C’est une bizarrerie administrative qui existe en Belgique (et sans doute ailleurs mais pas forcément chez nos voisins) : le statut de cohabitant. Il concerne celui qui vit avec une autre personne mais qui, étant en partie à charge de celle-ci (parce que ses revenus sont supérieurs), perçoit une allocation moins élevée que celle d’autres personnes dans le même état (chômeur, pensionné, minimexé, etc.) mais avec une situation familiale différente. En Belgique, cela concerne 584.000 personnes. Une source de discrimination sur laquelle la Cour constitutionnelle s’est penchée récemment, à la mi-octobre.
A la demande de dix associations, dont la Ligue des Droits humains (LDH), elle doit se pencher sur une question préjudicielle de la Cour du travail de Liège sur la différence entre chômeur cohabitant et isolé ou chef de ménage. « Il s’agit de décider si ce statut est contraire aux articles 10 et 11 de la Constitution sur la non-discrimination des citoyens belges et sur l’égalité entre homme et femme », explique Sébastien Gratoir, président de la Commission Droits économiques, sociaux et culturels de la LDH.
C’est que la différence est flagrante. Prenez un chômeur arrivant en 3e période de chômage (le moment où la dégressivité joue à plein régime) : il percevra une allocation différente s’il est isolé (1.296,36 euros) ou cohabitant (672,88 euros), alors que dans les deux cas, il aura cotisé de manière identique quand il disposait d’un emploi. Or cette différence est genrée : 51,4 % des chômeuses sont cohabitantes, pour 39,9 % des chômeurs. Soit un total de 155.500 demandeurs d’emploi. Et cet écart s’accroît avec le temps puisque dans la 3epériode de chômage, ce statut concerne 38,54 % des femmes en demande d’emploi indemnisée, pour 24,11 % des hommes. « Cela correspond à une vision ancienne, dépassée, du ménage, de la famille, déplore Sébastien Gratoir. Cela ne tient pas compte des nouvelles formes de cohabitation. Avec ce statut, on punit la solidarité des gens qui décident de vivre ensemble pour faire face à la hausse du coût de l’existence. »

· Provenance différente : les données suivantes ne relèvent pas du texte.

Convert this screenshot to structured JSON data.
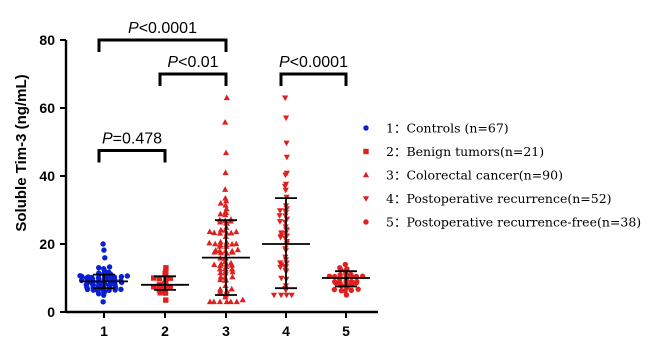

A tel point que les partis de gauche avaient inscrit sa suppression à leur programme électoral en 2019. Et aujourd’hui, à l’exception de la N-VA et du CD&V, tous les autres partis se montrent ouverts à la fin du statut de cohabitant (sans préciser à quel niveau ils situeraient le montant de l’allocation individuelle). Et pourtant, rien ne bouge ou presque. Outre la peur à gauche d’un nivellement par le bas de l’allocation de chômage, c’est le coût qui explique sans doute le statu quo actuel. Mettre fin à cette distinction discriminatoire entre les pensionnés, les minimexés, les chômeurs… coûterait 1,86 milliard d’euros, selon le dernier calcul effectué par la Cour des comptes. Et la seule suppression du statut dans le régime du chômage alourdirait le coût des allocations de 446 millions. En cette période de vaches maigres budgétaires, on comprend que la Vivaldi ne se précipite pas pour changer la donne. D’autant que cette mesure ne profiterait probablement qu’aux formations de gauche.
Cette frilosité ne refroidit pas pour autant le milieu associatif. L’année passée, à l’initiative du Mouvement ouvrier chrétien (MOC) et de Présence et Action Culturelles (PAC), un colloque a été organisé, afin de sensibiliser le public sur cette source de discrimination. Et de remobiliser un secteur associatif bien décidé à faire inscrire cette revendication dans la déclaration de politique générale du prochain gouvernement fédéral. Ecolo et le PS, eux, ont déjà fait savoir qu’ils la défendraient dans des négociations pour une nouvelle coalition. Et le PTB l’a, lui aussi, inscrit à son programme. Alors, maintenant que la Cour constitutionnelle se penche sur le sujet, certains se disent que le moment est peut-être venu.